The Probiotic Planet: Using Life to Manage Life by Jamie Lorimer

The Probiotic Planet: Using Life to Manage Life by Jamie Lorimer

Author:Jamie Lorimer [Lorimer, Jamie]
Language: eng
Format: epub, pdf
Tags: science, Philosophy & Social Aspects, Ecology, Life Sciences, Microbiology, MED052000 Medical / Microbiology, SCI045000 Science / Life Sciences / Microbiology, SCI075000 Science / Philosophy & Social Aspects, SCI023000 Science / Electron Microscopes & Microscopy
ISBN: 9781452963426
Google: _EoHEAAAQBAJ
Publisher: U of Minnesota Press
Published: 2020-11-03T23:55:48.768262+00:00


Figure 27. Lutz Heck and Hermann Göring on a hunting trip, December 1934. Source: Bundesarchiv, image 102-04224. Photograph by Georg Pahl.

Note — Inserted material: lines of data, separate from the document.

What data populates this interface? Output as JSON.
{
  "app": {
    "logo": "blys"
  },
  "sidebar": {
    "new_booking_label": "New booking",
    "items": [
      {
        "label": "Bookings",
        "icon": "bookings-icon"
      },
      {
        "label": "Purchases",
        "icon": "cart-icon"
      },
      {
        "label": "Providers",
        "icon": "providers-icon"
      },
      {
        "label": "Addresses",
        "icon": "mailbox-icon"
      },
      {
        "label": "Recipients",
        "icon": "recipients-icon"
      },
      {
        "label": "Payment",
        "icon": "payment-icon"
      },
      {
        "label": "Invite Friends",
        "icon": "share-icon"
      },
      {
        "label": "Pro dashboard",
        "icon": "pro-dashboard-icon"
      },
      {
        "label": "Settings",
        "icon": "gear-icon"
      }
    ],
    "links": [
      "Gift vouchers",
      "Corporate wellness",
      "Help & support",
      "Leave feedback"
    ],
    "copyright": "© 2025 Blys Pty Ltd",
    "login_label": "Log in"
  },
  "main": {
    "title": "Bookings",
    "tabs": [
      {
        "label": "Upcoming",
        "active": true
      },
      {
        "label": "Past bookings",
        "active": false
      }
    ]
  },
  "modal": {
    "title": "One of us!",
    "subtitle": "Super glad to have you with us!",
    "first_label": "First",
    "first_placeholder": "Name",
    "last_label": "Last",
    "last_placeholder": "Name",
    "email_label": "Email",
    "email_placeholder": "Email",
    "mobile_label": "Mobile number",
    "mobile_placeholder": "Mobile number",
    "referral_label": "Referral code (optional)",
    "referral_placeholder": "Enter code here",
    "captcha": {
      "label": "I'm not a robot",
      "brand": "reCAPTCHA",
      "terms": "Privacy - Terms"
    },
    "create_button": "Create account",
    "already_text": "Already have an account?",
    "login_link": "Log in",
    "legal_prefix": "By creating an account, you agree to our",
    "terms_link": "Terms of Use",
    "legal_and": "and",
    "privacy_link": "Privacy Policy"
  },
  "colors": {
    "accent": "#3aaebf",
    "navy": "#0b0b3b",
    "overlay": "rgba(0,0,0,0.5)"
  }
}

In contrast, contemporary enthusiasts for rewilding Europe push their ecological reference conditions further back. They advocate a Paleolithic baseline, set before the premodern hunting and agrarian landscapes of medieval and early modern Europe that have dominated much conservation. Drawing on the writings of Frans Vera, they find their desired past in the preagricultural landscapes of the early Holocene that emerged with the retreat of the ice sheets at the end of the Pleistocene (ca. 11,700 BP).21 This period is marked by a great diversity and abundance of animal life, including the full guild of predators, grazers, and browsers (many of which are now extinct). As I explained in chapter 3, the focus here is on re-creating functional ecologies by detecting the ghosts that haunt the present. Heck cattle are introduced as ecosystem engineers, aurochs surrogates capable of restoring past grazing regimes, ideally through self-willed processes requiring minimal human management.

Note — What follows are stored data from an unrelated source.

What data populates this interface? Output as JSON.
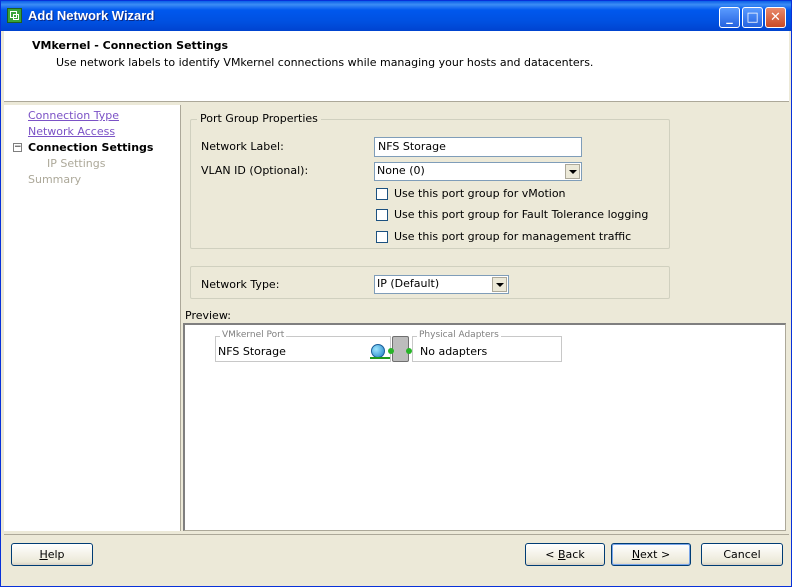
{
  "window": {
    "title": "Add Network Wizard",
    "controls": {
      "minimize": "_",
      "maximize": "□",
      "close": "✕"
    }
  },
  "header": {
    "title": "VMkernel - Connection Settings",
    "subtitle": "Use network labels to identify VMkernel connections while managing your hosts and datacenters."
  },
  "nav": {
    "items": [
      {
        "label": "Connection Type",
        "state": "link"
      },
      {
        "label": "Network Access",
        "state": "link"
      },
      {
        "label": "Connection Settings",
        "state": "current",
        "toggle": "−"
      },
      {
        "label": "IP Settings",
        "state": "disabled"
      },
      {
        "label": "Summary",
        "state": "disabled"
      }
    ]
  },
  "port_group": {
    "legend": "Port Group Properties",
    "network_label": {
      "label": "Network Label:",
      "value": "NFS Storage"
    },
    "vlan_id": {
      "label": "VLAN ID (Optional):",
      "value": "None (0)"
    },
    "checkboxes": [
      {
        "label": "Use this port group for vMotion",
        "checked": false
      },
      {
        "label": "Use this port group for Fault Tolerance logging",
        "checked": false
      },
      {
        "label": "Use this port group for management traffic",
        "checked": false
      }
    ]
  },
  "network_type": {
    "label": "Network Type:",
    "value": "IP (Default)"
  },
  "preview": {
    "label": "Preview:",
    "vmkernel_port": {
      "legend": "VMkernel Port",
      "name": "NFS Storage",
      "icon": "globe-network-icon"
    },
    "physical_adapters": {
      "legend": "Physical Adapters",
      "value": "No adapters"
    },
    "colors": {
      "link": "#1f9a1f",
      "switch": "#bcbcbc"
    }
  },
  "buttons": {
    "help": {
      "prefix": "",
      "hotkey": "H",
      "rest": "elp"
    },
    "back": {
      "prefix": "< ",
      "hotkey": "B",
      "rest": "ack"
    },
    "next": {
      "prefix": "",
      "hotkey": "N",
      "rest": "ext >"
    },
    "cancel": {
      "prefix": "",
      "hotkey": "",
      "rest": "Cancel"
    }
  },
  "colors": {
    "accent": "#0054e3",
    "link": "#7b52c6",
    "disabled": "#aca899"
  }
}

In these accounts, Paleolithic humans figure as nomadic hunter-gatherers, living in much lower densities than modern Europeans. These ancestors were blessed with far greater ecological connectedness and awareness, but they were still capable of driving the overkill that led to the extinction of keystone carnivores and megaherbivores.22 The ecological role afforded to contemporary people differs markedly to that of Lutz and Göring, for whom the beneficent hunter-forester maintains the balance of a Heimat cultural ecology. For Rewilding Europe, people figure as urban, postproductivist observers—scientists, tourists, and a few local publics and the employees who will supply their needs.23 The social and ecological relations imagined here are still pastoral (inasmuch as they reference an idealized rural setting), but they are linked to a prehistoric, not premodern, moment. This is a reinvented paleo, but not one in which people simulate human Paleolithic practices.24 In this postpaleo, recreational hunting is discouraged. Tourists’ trophies will be virtual; they will leave only footprints. When animals need to be killed, this should be done (as at OVP) with “the eye of the wolf”: a clinical yet naturalistic death designed to simulate regimes of canine predation rather than those of human hunters (paleo, medieval, modern, or otherwise).

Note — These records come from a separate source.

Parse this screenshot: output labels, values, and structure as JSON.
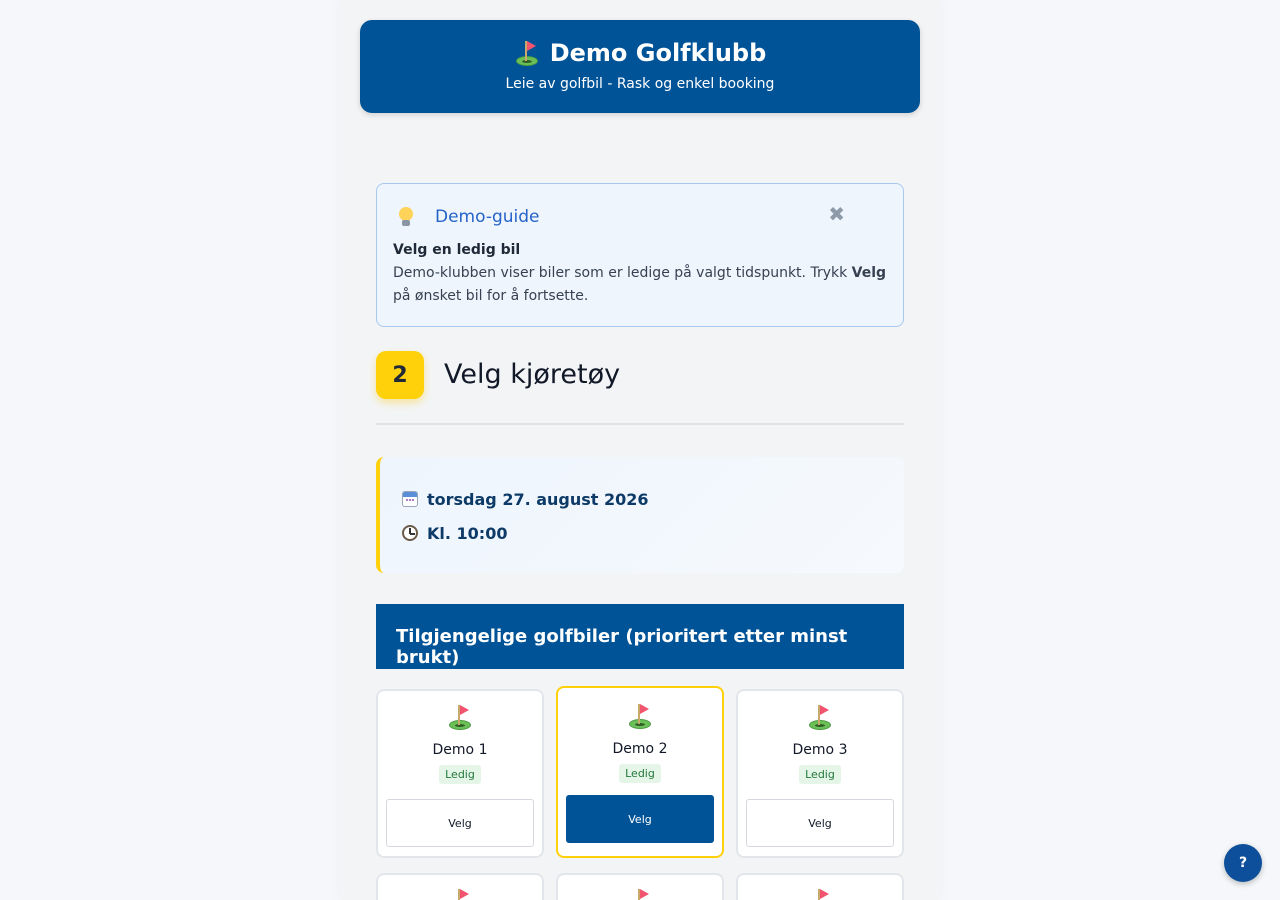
{
  "header": {
    "title": "Demo Golfklubb",
    "subtitle": "Leie av golfbil - Rask og enkel booking",
    "icon": "golf-flag-icon"
  },
  "guide": {
    "title": "Demo-guide",
    "icon": "lightbulb-icon",
    "close_symbol": "✖",
    "heading": "Velg en ledig bil",
    "text_before": "Demo-klubben viser biler som er ledige på valgt tidspunkt. Trykk ",
    "text_bold": "Velg",
    "text_after": " på ønsket bil for å fortsette."
  },
  "step": {
    "number": "2",
    "title": "Velg kjøretøy"
  },
  "booking": {
    "date": "torsdag 27. august 2026",
    "time": "Kl. 10:00"
  },
  "available": {
    "heading": "Tilgjengelige golfbiler (prioritert etter minst brukt)",
    "cars": [
      {
        "name": "Demo 1",
        "status": "Ledig",
        "button": "Velg",
        "selected": false
      },
      {
        "name": "Demo 2",
        "status": "Ledig",
        "button": "Velg",
        "selected": true
      },
      {
        "name": "Demo 3",
        "status": "Ledig",
        "button": "Velg",
        "selected": false
      }
    ]
  },
  "help_button": "?",
  "colors": {
    "primary": "#005396",
    "accent": "#ffd10a",
    "status_green": "#22783c",
    "guide_title": "#2563c9"
  }
}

The postpaleo manifests slightly differently in the case of biome restoration. While many take worms and other probiotics as supplements in otherwise unchanged modern, urban, postindustrial lifestyles, there are some for whom an awareness of biome depletion and the idea of evolutionary mismatch necessitates more holistic processes of retrospective recalibration and the reenactment of paleo lifestyles. This approach is best exemplified in the complex character of Jeff Leach. Leach is an anthropologist and a microbiologist who works with the Hadza in Tanzania. He is the author of Rewild, which actively promotes the salutary benefits of aligning one’s microbiome with those living in the wild.25 He has undergone an FMT, donated by a Hadza man of his own age, and spends time eating and drinking local foodstuffs to reset his gut ecology. He reports on this as a process of “(re)becoming human.